Phase read1index read2index bc
0 cagtATG ATGGACT CAGTAGAATGGACT
1 TcagtAT GCTAGCa TCAGTAGGCTAGCA
2 GGcagtA TGACTat GGCAGTATGACTAT
3 ACTcagt CGGTatc ACTCAGTCGGTATC
4 TAACcag GTAatcc TAACCAGGTAATCC
5 CAGTCca AAatccA CAGTCCAAAATCCT
6 ATCGATc CatccAC ATCGATCCATCCTA
7 GCAAGTC atccACG GCAAGTCATCCTAC

Only the gene-specific regions (bold) have changed — index and spacer sequences remain identical.

Mixed Base Characters

Avoid mixed base characters such as W or N in the first three positions of your gene-specific primer. If such bases are present, you must include extra entries in the indexfordemux.txt table — one for each possible base (e.g., for W, one entry with A and one with T). Each affected sample should appear twice in the samplesheet, and the output files will need to be merged downstream.
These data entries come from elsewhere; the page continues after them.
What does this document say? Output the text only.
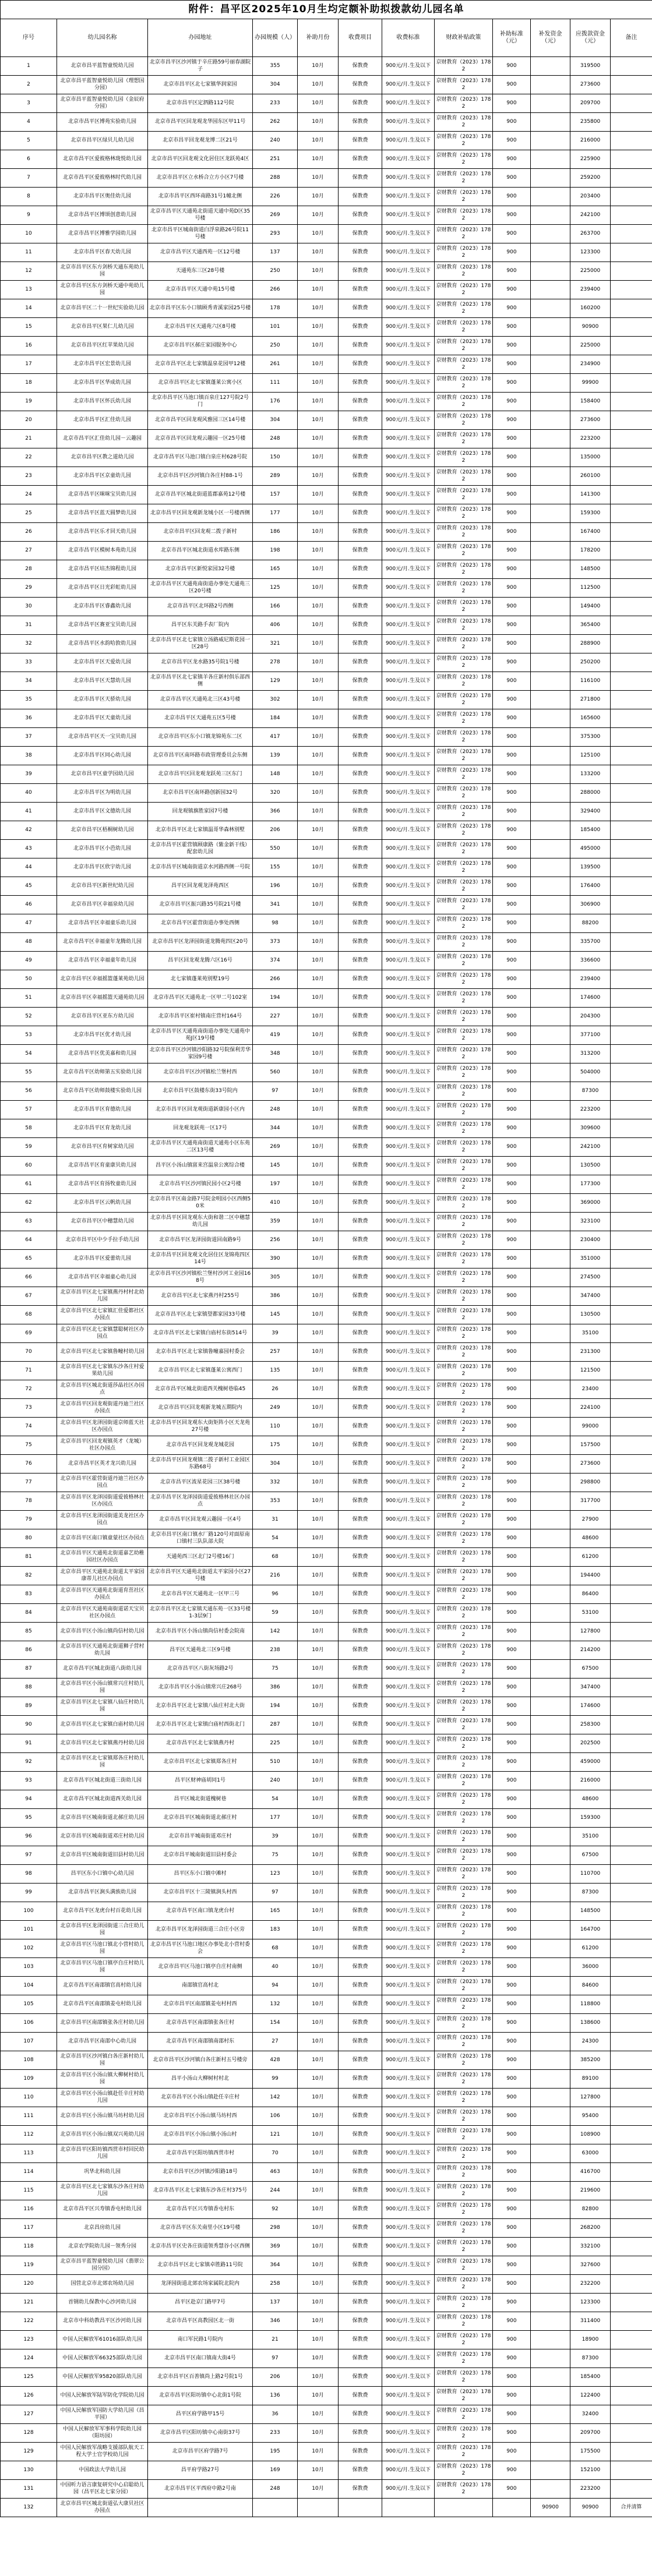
附件：昌平区2025年10月生均定额补助拟拨款幼儿园名单											
序号	幼儿园名称	办园地址	办园规模（人）	补助月份	收费项目	收费标准	财政补贴政策	补助标准（元）	补发资金（元）	应拨款资金（元）	备注
1	北京市昌平蓝智童悦幼儿园	北京市昌平区沙河镇于辛庄路59号丽春湖院子	355	10月	保教费	900元/月.生及以下	京财教育（2023）1782	900		319500	
2	北京市昌平蓝智童悦幼儿园（理想国分园）	北京市昌平区北七家镇华润家园	304	10月	保教费	900元/月.生及以下	京财教育（2023）1782	900		273600	
3	北京市昌平蓝智童悦幼儿园（金辰府分园）	北京市昌平区定泗路112号院	233	10月	保教费	900元/月.生及以下	京财教育（2023）1782	900		209700	
4	北京市昌平区博苑实验幼儿园	北京市昌平区回龙观龙华园东区甲11号	262	10月	保教费	900元/月.生及以下	京财教育（2023）1782	900		235800	
5	北京市昌平区绿贝儿幼儿园	北京市昌平回龙观龙博二区21号	240	10月	保教费	900元/月.生及以下	京财教育（2023）1782	900		216000	
6	北京市昌平区爱彼格林珑悦幼儿园	北京市昌平区回龙观文化居住区龙跃苑4区	251	10月	保教费	900元/月.生及以下	京财教育（2023）1782	900		225900	
7	北京市昌平区爱彼格林时代幼儿园	北京市昌平区立水桥合立方小区7号楼	288	10月	保教费	900元/月.生及以下	京财教育（2023）1782	900		259200	
8	北京市昌平区奥佳幼儿园	北京市昌平区西环南路31号1幢北侧	226	10月	保教费	900元/月.生及以下	京财教育（2023）1782	900		203400	
9	北京市昌平区博颂创意幼儿园	北京市昌平区天通苑北街道天通中苑D区35号楼	269	10月	保教费	900元/月.生及以下	京财教育（2023）1782	900		242100	
10	北京市昌平区博雅学园幼儿园	北京市昌平区城南街道白浮泉路26号院11号楼	293	10月	保教费	900元/月.生及以下	京财教育（2023）1782	900		263700	
11	北京市昌平区春天幼儿园	北京市昌平区天通西苑一区12号楼	137	10月	保教费	900元/月.生及以下	京财教育（2023）1782	900		123300	
12	北京市昌平区东方剑桥天通东苑幼儿园	天通苑东三区28号楼	250	10月	保教费	900元/月.生及以下	京财教育（2023）1782	900		225000	
13	北京市昌平区东方剑桥天通中苑幼儿园	北京市昌平区天通中苑15号楼	266	10月	保教费	900元/月.生及以下	京财教育（2023）1782	900		239400	
14	北京市昌平区二十一世纪实验幼儿园	北京市昌平区东小口镇顾秀青溪家园25号楼	178	10月	保教费	900元/月.生及以下	京财教育（2023）1782	900		160200	
15	北京市昌平区果仁儿幼儿园	北京市昌平区天通苑六区8号楼	101	10月	保教费	900元/月.生及以下	京财教育（2023）1782	900		90900	
16	北京市昌平区红苹果幼儿园	北京市昌平区郝庄家园服务中心	250	10月	保教费	900元/月.生及以下	京财教育（2023）1782	900		225000	
17	北京市昌平区宏景幼儿园	北京市昌平区北七家镇温泉花园甲12楼	261	10月	保教费	900元/月.生及以下	京财教育（2023）1782	900		234900	
18	北京市昌平区华成幼儿园	北京市昌平区北七家镇蓬莱公寓小区	111	10月	保教费	900元/月.生及以下	京财教育（2023）1782	900		99900	
19	北京市昌平区怀氏幼儿园	北京市昌平区马池口镇百泉庄127号院2号门	176	10月	保教费	900元/月.生及以下	京财教育（2023）1782	900		158400	
20	北京市昌平区汇佳幼儿园	北京市昌平区回龙观风雅园三区14号楼	304	10月	保教费	900元/月.生及以下	京财教育（2023）1782	900		273600	
21	北京市昌平区汇佳幼儿园－云趣园	北京市昌平区回龙观云趣园一区25号楼	248	10月	保教费	900元/月.生及以下	京财教育（2023）1782	900		223200	
22	北京市昌平区教之道幼儿园	北京市昌平区马池口镇白泉庄村628号院	150	10月	保教费	900元/月.生及以下	京财教育（2023）1782	900		135000	
23	北京市昌平区京童幼儿园	北京市昌平区沙河镇白各庄村88-1号	289	10月	保教费	900元/月.生及以下	京财教育（2023）1782	900		260100	
24	北京市昌平区咪咪宝贝幼儿园	北京市昌平区城北街道蓝郡嘉苑12号楼	157	10月	保教费	900元/月.生及以下	京财教育（2023）1782	900		141300	
25	北京市昌平区蓝天圆梦幼儿园	北京市昌平区回龙观新龙城小区一号楼西侧	177	10月	保教费	900元/月.生及以下	京财教育（2023）1782	900		159300	
26	北京市昌平区乐才回天幼儿园	北京市昌平区回龙观二拨子新村	186	10月	保教费	900元/月.生及以下	京财教育（2023）1782	900		167400	
27	北京市昌平区模树本苑幼儿园	北京市昌平区城北街道水库路东侧	198	10月	保教费	900元/月.生及以下	京财教育（2023）1782	900		178200	
28	北京市昌平区培杰锦程幼儿园	北京市昌平区新悦家园32号楼	165	10月	保教费	900元/月.生及以下	京财教育（2023）1782	900		148500	
29	北京市昌平区日光彩虹幼儿园	北京市昌平区天通苑南街道办事处天通苑三区20号楼	125	10月	保教费	900元/月.生及以下	京财教育（2023）1782	900		112500	
30	北京市昌平区睿鑫幼儿园	北京市昌平区北环路2号西侧	166	10月	保教费	900元/月.生及以下	京财教育（2023）1782	900		149400	
31	北京市昌平区赛亚宝贝幼儿园	昌平区东关路手表厂院内	406	10月	保教费	900元/月.生及以下	京财教育（2023）1782	900		365400	
32	北京市昌平区水韵哈敦幼儿园	北京市昌平区北七家镇立汤路威尼斯花园一区28号	321	10月	保教费	900元/月.生及以下	京财教育（2023）1782	900		288900	
33	北京市昌平区天爱幼儿园	北京市昌平区龙水路35号院1号楼	278	10月	保教费	900元/月.生及以下	京财教育（2023）1782	900		250200	
34	北京市昌平区天慧幼儿园	北京市昌平区北七家镇羊各庄新村俱乐部西侧	129	10月	保教费	900元/月.生及以下	京财教育（2023）1782	900		116100	
35	北京市昌平区天骄幼儿园	北京市昌平区天通苑北三区43号楼	302	10月	保教费	900元/月.生及以下	京财教育（2023）1782	900		271800	
36	北京市昌平区天童幼儿园	北京市昌平区天通苑五区5号楼	184	10月	保教费	900元/月.生及以下	京财教育（2023）1782	900		165600	
37	北京市昌平区天一宝贝幼儿园	北京市昌平区东小口镇龙锦苑东二区	417	10月	保教费	900元/月.生及以下	京财教育（2023）1782	900		375300	
38	北京市昌平区同心幼儿园	北京市昌平区南环路市政管理委员会东侧	139	10月	保教费	900元/月.生及以下	京财教育（2023）1782	900		125100	
39	北京市昌平区童学园幼儿园	北京市昌平区回龙观龙跃苑三区东门	148	10月	保教费	900元/月.生及以下	京财教育（2023）1782	900		133200	
40	北京市昌平区为明幼儿园	北京市昌平区南环路创新园32号	320	10月	保教费	900元/月.生及以下	京财教育（2023）1782	900		288000	
41	北京市昌平区文德幼儿园	回龙观镇旗胜家园7号楼	366	10月	保教费	900元/月.生及以下	京财教育（2023）1782	900		329400	
42	北京市昌平区梧桐树幼儿园	北京市昌平区北七家镇温哥华森林别墅	206	10月	保教费	900元/月.生及以下	京财教育（2023）1782	900		185400	
43	北京市昌平区小芭幼儿园	北京市昌平区霍营镇顾康路（紫金新干线）配套幼儿园	550	10月	保教费	900元/月.生及以下	京财教育（2023）1782	900		495000	
44	北京市昌平区欣宇幼儿园	北京市昌平区城南街道京水河路西侧一号院	155	10月	保教费	900元/月.生及以下	京财教育（2023）1782	900		139500	
45	北京市昌平区新世纪幼儿园	昌平区回龙观龙泽苑西区	196	10月	保教费	900元/月.生及以下	京财教育（2023）1782	900		176400	
46	北京市昌平区幸福泉幼儿园	北京市昌平区振兴路35号院21号楼	341	10月	保教费	900元/月.生及以下	京财教育（2023）1782	900		306900	
47	北京市昌平区幸福童乐幼儿园	北京市昌平区霍营街道办事处西侧	98	10月	保教费	900元/月.生及以下	京财教育（2023）1782	900		88200	
48	北京市昌平区幸福童年龙腾幼儿园	北京市昌平区龙泽园街道龙腾苑四区20号	373	10月	保教费	900元/月.生及以下	京财教育（2023）1782	900		335700	
49	北京市昌平区幸福童年幼儿园	昌平区回龙观龙腾六区16号	374	10月	保教费	900元/月.生及以下	京财教育（2023）1782	900		336600	
50	北京市昌平区幸福摇篮蓬莱苑幼儿园	北七家镇蓬莱苑别墅19号	266	10月	保教费	900元/月.生及以下	京财教育（2023）1782	900		239400	
51	北京市昌平区幸福摇篮天通苑幼儿园	北京市昌平区天通苑北一区甲二号102室	194	10月	保教费	900元/月.生及以下	京财教育（2023）1782	900		174600	
52	北京市昌平区亚东方幼儿园	北京市昌平区崔村镇南庄营村164号	227	10月	保教费	900元/月.生及以下	京财教育（2023）1782	900		204300	
53	北京市昌平区优才幼儿园	北京市昌平区天通苑南街道办事处天通苑中苑J区19号楼	419	10月	保教费	900元/月.生及以下	京财教育（2023）1782	900		377100	
54	北京市昌平区优美嘉和幼儿园	北京市昌平区沙河镇沙阳路32号院保利芳华家园9号楼	348	10月	保教费	900元/月.生及以下	京财教育（2023）1782	900		313200	
55	北京市昌平区幼师第五实验幼儿园	北京市昌平区沙河镇松兰堡村西	560	10月	保教费	900元/月.生及以下	京财教育（2023）1782	900		504000	
56	北京市昌平区幼师鼓楼实验幼儿园	北京市昌平区鼓楼东街33号院内	97	10月	保教费	900元/月.生及以下	京财教育（2023）1782	900		87300	
57	北京市昌平区育德幼儿园	北京市昌平区回龙观街道新康园小区内	248	10月	保教费	900元/月.生及以下	京财教育（2023）1782	900		223200	
58	北京市昌平区育龙幼儿园	回龙观龙跃苑一区17号	344	10月	保教费	900元/月.生及以下	京财教育（2023）1782	900		309600	
59	北京市昌平区育树家幼儿园	北京市昌平区天通苑南街道天通苑小区东苑二区13号楼	269	10月	保教费	900元/月.生及以下	京财教育（2023）1782	900		242100	
60	北京市昌平区育童康贝幼儿园	昌平区小汤山镇富来宫温泉公寓综合楼	145	10月	保教费	900元/月.生及以下	京财教育（2023）1782	900		130500	
61	北京市昌平区育扬牧童幼儿园	北京市昌平区沙河镇民园小区2号楼	197	10月	保教费	900元/月.生及以下	京财教育（2023）1782	900		177300	
62	北京市昌平区云帆幼儿园	北京市昌平区南金路7号院金明园小区西侧50米	410	10月	保教费	900元/月.生及以下	京财教育（2023）1782	900		369000	
63	北京市昌平区中穗慧幼儿园	北京市昌平区回龙观东大街和谐二区中穗慧幼儿园	359	10月	保教费	900元/月.生及以下	京财教育（2023）1782	900		323100	
64	北京市昌平区中少手拉手幼儿园	北京市昌平区龙泽园街道回南路9号	256	10月	保教费	900元/月.生及以下	京财教育（2023）1782	900		230400	
65	北京市昌平区爱蕾幼儿园	北京市昌平区回龙观文化居住区龙锦苑四区14号	390	10月	保教费	900元/月.生及以下	京财教育（2023）1782	900		351000	
66	北京市昌平区幸福童心幼儿园	北京市昌平区沙河镇松兰堡村沙河工业园168号	305	10月	保教费	900元/月.生及以下	京财教育（2023）1782	900		274500	
67	北京市昌平区北七家镇燕丹村村北幼儿园	北京市昌平区北七家燕丹村255号	386	10月	保教费	900元/月.生及以下	京财教育（2023）1782	900		347400	
68	北京市昌平区北七家镇汇佳爱都社区办园点	北京市昌平区北七家镇望都家园33号楼	145	10月	保教费	900元/月.生及以下	京财教育（2023）1782	900		130500	
69	北京市昌平区北七家镇慧聪树社区办园点	北京市昌平区北七家镇白庙村东街514号	39	10月	保教费	900元/月.生及以下	京财教育（2023）1782	900		35100	
70	北京市昌平区北七家镇鲁疃村幼儿园	北京市昌平区北七家镇鲁疃嘉园村委会	257	10月	保教费	900元/月.生及以下	京财教育（2023）1782	900		231300	
71	北京市昌平区北七家镇东沙各庄村爱果幼儿园	北京市昌平区北七家镇蓬莱公寓西门	135	10月	保教费	900元/月.生及以下	京财教育（2023）1782	900		121500	
72	北京市昌平区城北街道莎晶社区办园点	北京市昌平区城北街道西关槐树巷临45	26	10月	保教费	900元/月.生及以下	京财教育（2023）1782	900		23400	
73	北京市昌平区回龙观街道丹迪兰社区办园点	北京市昌平区回龙观新龙城五期院内	249	10月	保教费	900元/月.生及以下	京财教育（2023）1782	900		224100	
74	北京市昌平区龙泽园街道京师蓝天社区办园点	北京市昌平区回龙观东大街矩阵小区天龙苑27号楼	110	10月	保教费	900元/月.生及以下	京财教育（2023）1782	900		99000	
75	北京市昌平区回龙观镇英才（龙城）社区办园点	北京市昌平区回龙观龙城花园	175	10月	保教费	900元/月.生及以下	京财教育（2023）1782	900		157500	
76	北京市昌平区英才龙兴幼儿园	北京市昌平区回龙观镇二拨子新村工业园区东路68号	304	10月	保教费	900元/月.生及以下	京财教育（2023）1782	900		273600	
77	北京市昌平区霍营街道丹迪兰社区办园点	北京市昌平区流星花园三区38号楼	332	10月	保教费	900元/月.生及以下	京财教育（2023）1782	900		298800	
78	北京市昌平区龙泽园街道爱彼格林社区办园点	北京市昌平区龙泽园街道爱彼格林社区办园点	353	10月	保教费	900元/月.生及以下	京财教育（2023）1782	900		317700	
79	北京市昌平区龙泽园街道美龙社区办园点	北京市昌平区回龙观云趣园一区4号	31	10月	保教费	900元/月.生及以下	京财教育（2023）1782	900		27900	
80	北京市昌平区南口镇童蒙社区办园点	北京市昌平区南口镇水厂路120号对面原南口镇村三队队部大院	54	10月	保教费	900元/月.生及以下	京财教育（2023）1782	900		48600	
81	北京市昌平区天通苑北街道嘉艺幼稚园社区办园点	天通苑西三区北门2号楼16门	68	10月	保教费	900元/月.生及以下	京财教育（2023）1782	900		61200	
82	北京市昌平区天通苑北街道太平家园康蒂儿社区办园点	北京市昌平区天通苑北街道太平家园小区27号楼	216	10月	保教费	900元/月.生及以下	京财教育（2023）1782	900		194400	
83	北京市昌平区天通苑北街道育茁社区办园点	北京市昌平区天通苑北一区甲三号	96	10月	保教费	900元/月.生及以下	京财教育（2023）1782	900		86400	
84	北京市昌平区天通苑南街道诺天宝贝社区办园点	北京市昌平区北七家镇天通东苑一区33号楼1-3层9门	59	10月	保教费	900元/月.生及以下	京财教育（2023）1782	900		53100	
85	北京市昌平区小汤山镇尚信村幼儿园	北京市昌平区小汤山镇尚信村委会院南	142	10月	保教费	900元/月.生及以下	京财教育（2023）1782	900		127800	
86	北京市昌平区天通苑北街道狮子营村幼儿园	昌平区天通苑北三区9号楼	238	10月	保教费	900元/月.生及以下	京财教育（2023）1782	900		214200	
87	北京市昌平区城北街道八街幼儿园	北京市昌平区八街灰场路2号	75	10月	保教费	900元/月.生及以下	京财教育（2023）1782	900		67500	
88	北京市昌平区小汤山镇常兴庄村幼儿园	北京市昌平区小汤山镇常兴庄268号	386	10月	保教费	900元/月.生及以下	京财教育（2023）1782	900		347400	
89	北京市昌平区北七家镇八仙庄村幼儿园	北京市昌平区北七家镇八仙庄村北大街	194	10月	保教费	900元/月.生及以下	京财教育（2023）1782	900		174600	
90	北京市昌平区北七家镇白庙村幼儿园	北京市昌平区北七家镇白庙村西街北门	287	10月	保教费	900元/月.生及以下	京财教育（2023）1782	900		258300	
91	北京市昌平区北七家镇燕丹村幼儿园	北京市昌平区北七家镇燕丹村	225	10月	保教费	900元/月.生及以下	京财教育（2023）1782	900		202500	
92	北京市昌平区北七家镇郑各庄村幼儿园	北京市昌平区北七家镇郑各庄村	510	10月	保教费	900元/月.生及以下	京财教育（2023）1782	900		459000	
93	北京市昌平区城北街道三街幼儿园	昌平区财神庙胡同1号	240	10月	保教费	900元/月.生及以下	京财教育（2023）1782	900		216000	
94	北京市昌平区城北街道西关幼儿园	昌平区城北街道槐树巷	54	10月	保教费	900元/月.生及以下	京财教育（2023）1782	900		48600	
95	北京市昌平区城南街道北郝庄幼儿园	北京市昌平区城南街道北郝庄村	177	10月	保教费	900元/月.生及以下	京财教育（2023）1782	900		159300	
96	北京市昌平区城南街道邓庄村幼儿园	北京市昌平城南街道邓庄村	39	10月	保教费	900元/月.生及以下	京财教育（2023）1782	900		35100	
97	北京市昌平区城南街道旧县村幼儿园	北京市昌平城南街道旧县村委会	75	10月	保教费	900元/月.生及以下	京财教育（2023）1782	900		67500	
98	昌平区东小口镇中心幼儿园	昌平区东小口镇中滩村	123	10月	保教费	900元/月.生及以下	京财教育（2023）1782	900		110700	
99	北京市昌平区涧头满族幼儿园	北京市昌平区十三陵镇涧头村西	97	10月	保教费	900元/月.生及以下	京财教育（2023）1782	900		87300	
100	北京市昌平区龙虎台村百花幼儿园	北京市昌平区南口镇龙虎台村	165	10月	保教费	900元/月.生及以下	京财教育（2023）1782	900		148500	
101	北京市昌平区龙泽园街道三合庄幼儿园	北京市昌平区龙泽园街道三合庄小区旁	183	10月	保教费	900元/月.生及以下	京财教育（2023）1782	900		164700	
102	北京市昌平区马池口镇北小营村幼儿园	北京市昌平区马池口地区办事处北小营村委会	68	10月	保教费	900元/月.生及以下	京财教育（2023）1782	900		61200	
103	北京市昌平区马池口镇亭自庄村幼儿园	北京市昌平区马池口镇亭自庄村南侧	40	10月	保教费	900元/月.生及以下	京财教育（2023）1782	900		36000	
104	北京市昌平区南邵镇官高村幼儿园	南邵镇官高村北	94	10月	保教费	900元/月.生及以下	京财教育（2023）1782	900		84600	
105	北京市昌平区南邵镇姜屯村幼儿园	北京市昌平区南邵镇姜屯村村西	132	10月	保教费	900元/月.生及以下	京财教育（2023）1782	900		118800	
106	北京市昌平区南邵镇张各庄村幼儿园	北京市昌平区南邵镇张各庄村	154	10月	保教费	900元/月.生及以下	京财教育（2023）1782	900		138600	
107	北京市昌平区南邵中心幼儿园	北京市昌平区南邵镇南邵村东	27	10月	保教费	900元/月.生及以下	京财教育（2023）1782	900		24300	
108	北京市昌平区沙河镇白各庄新村幼儿园	北京市昌平区沙河镇白各庄新村五号楼旁	428	10月	保教费	900元/月.生及以下	京财教育（2023）1782	900		385200	
109	北京市昌平区小汤山镇大柳树村幼儿园	昌平小汤山大柳树村村北	99	10月	保教费	900元/月.生及以下	京财教育（2023）1782	900		89100	
110	北京市昌平区小汤山镇赴任辛庄村幼儿园	北京市昌平区小汤山镇赴任辛庄村	142	10月	保教费	900元/月.生及以下	京财教育（2023）1782	900		127800	
111	北京市昌平区小汤山镇马坊村幼儿园	北京市昌平区小汤山镇马坊村西	106	10月	保教费	900元/月.生及以下	京财教育（2023）1782	900		95400	
112	北京市昌平区小汤山镇双兴苑幼儿园	北京市昌平区小汤山镇小汤山村	121	10月	保教费	900元/月.生及以下	京财教育（2023）1782	900		108900	
113	北京市昌平区阳坊镇西贯市村回民幼儿园	北京市昌平区阳坊镇西贯市村	70	10月	保教费	900元/月.生及以下	京财教育（2023）1782	900		63000	
114	巩华北科幼儿园	北京市昌平区沙河镇沙阳路18号	463	10月	保教费	900元/月.生及以下	京财教育（2023）1782	900		416700	
115	北京市昌平区北七家镇东沙各庄村幼儿园	北京市昌平区北七家镇东沙各庄村375号	244	10月	保教费	900元/月.生及以下	京财教育（2023）1782	900		219600	
116	北京市昌平区兴寿镇香屯村幼儿园	北京市昌平区兴寿镇香屯村东	92	10月	保教费	900元/月.生及以下	京财教育（2023）1782	900		82800	
117	北京昌房幼儿园	北京市昌平区东关南里小区19号楼	298	10月	保教费	900元/月.生及以下	京财教育（2023）1782	900		268200	
118	北京农学院幼儿园－领秀分园	北京市昌平区史各庄街道领秀慧谷小区西侧	369	10月	保教费	900元/月.生及以下	京财教育（2023）1782	900		332100	
119	北京市昌平蓝智童悦幼儿园（翡翠公园分园）	北京市昌平区北七家镇卓胜路11号院	364	10月	保教费	900元/月.生及以下	京财教育（2023）1782	900		327600	
120	国营北京市北郊农场幼儿园	龙泽园街道北郊农场家属院北院内	258	10月	保教费	900元/月.生及以下	京财教育（2023）1782	900		232200	
121	首钢幼儿保教中心沙河幼儿园	昌平区赴京门路甲7号	137	10月	保教费	900元/月.生及以下	京财教育（2023）1782	900		123300	
122	北京市中科幼教昌平区沙河幼儿园	北京市昌平区高教园区北一街	346	10月	保教费	900元/月.生及以下	京财教育（2023）1782	900		311400	
123	中国人民解放军61016部队幼儿园	南口军民路1号院内	21	10月	保教费	900元/月.生及以下	京财教育（2023）1782	900		18900	
124	中国人民解放军66325部队幼儿园	北京市昌平区南口镇南大街4号	97	10月	保教费	900元/月.生及以下	京财教育（2023）1782	900		87300	
125	中国人民解放军95820部队幼儿园	北京市昌平区百善镇尚上路2号院1号	206	10月	保教费	900元/月.生及以下	京财教育（2023）1782	900		185400	
126	中国人民解放军陆军防化学院幼儿园	北京市昌平区阳坊镇中心北街1号院	136	10月	保教费	900元/月.生及以下	京财教育（2023）1782	900		122400	
127	中国人民解放军国防大学幼儿园（昌平园）	昌平区府学路甲15号	36	10月	保教费	900元/月.生及以下	京财教育（2023）1782	900		32400	
128	中国人民解放军军事科学院幼儿园（阳坊园）	北京市昌平区阳坊镇中心南街37号	233	10月	保教费	900元/月.生及以下	京财教育（2023）1782	900		209700	
129	中国人民解放军战略支援部队航天工程大学士官学校幼儿园	北京市昌平区府学路7号	195	10月	保教费	900元/月.生及以下	京财教育（2023）1782	900		175500	
130	中国政法大学幼儿园	昌平府学路27号	169	10月	保教费	900元/月.生及以下	京财教育（2023）1782	900		152100	
131	中国听力语言康复研究中心启聪幼儿园（昌平区北七家分园）	北京市昌平区平西府中路2号南	248	10月	保教费	900元/月.生及以下	京财教育（2023）1782	900		223200	
132	北京市昌平区城北街道弘大康贝社区办园点								90900	90900	合并清算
Updating Length Parameters

If your custom primers change the index or primer lengths, update config.yaml:

Parameter Description Default
lenR1index Longest read 1 index length 7
lenR2index Longest read 2 index length 7
lenR1primer Gene-specific primer + spacer length (read 1) 23
lenR2primer Gene-specific primer + spacer length (read 2) 24

Note

For all pre-built 16S index sets (V1–V2 through V7–V9), the default length values are correct and do not need to be changed.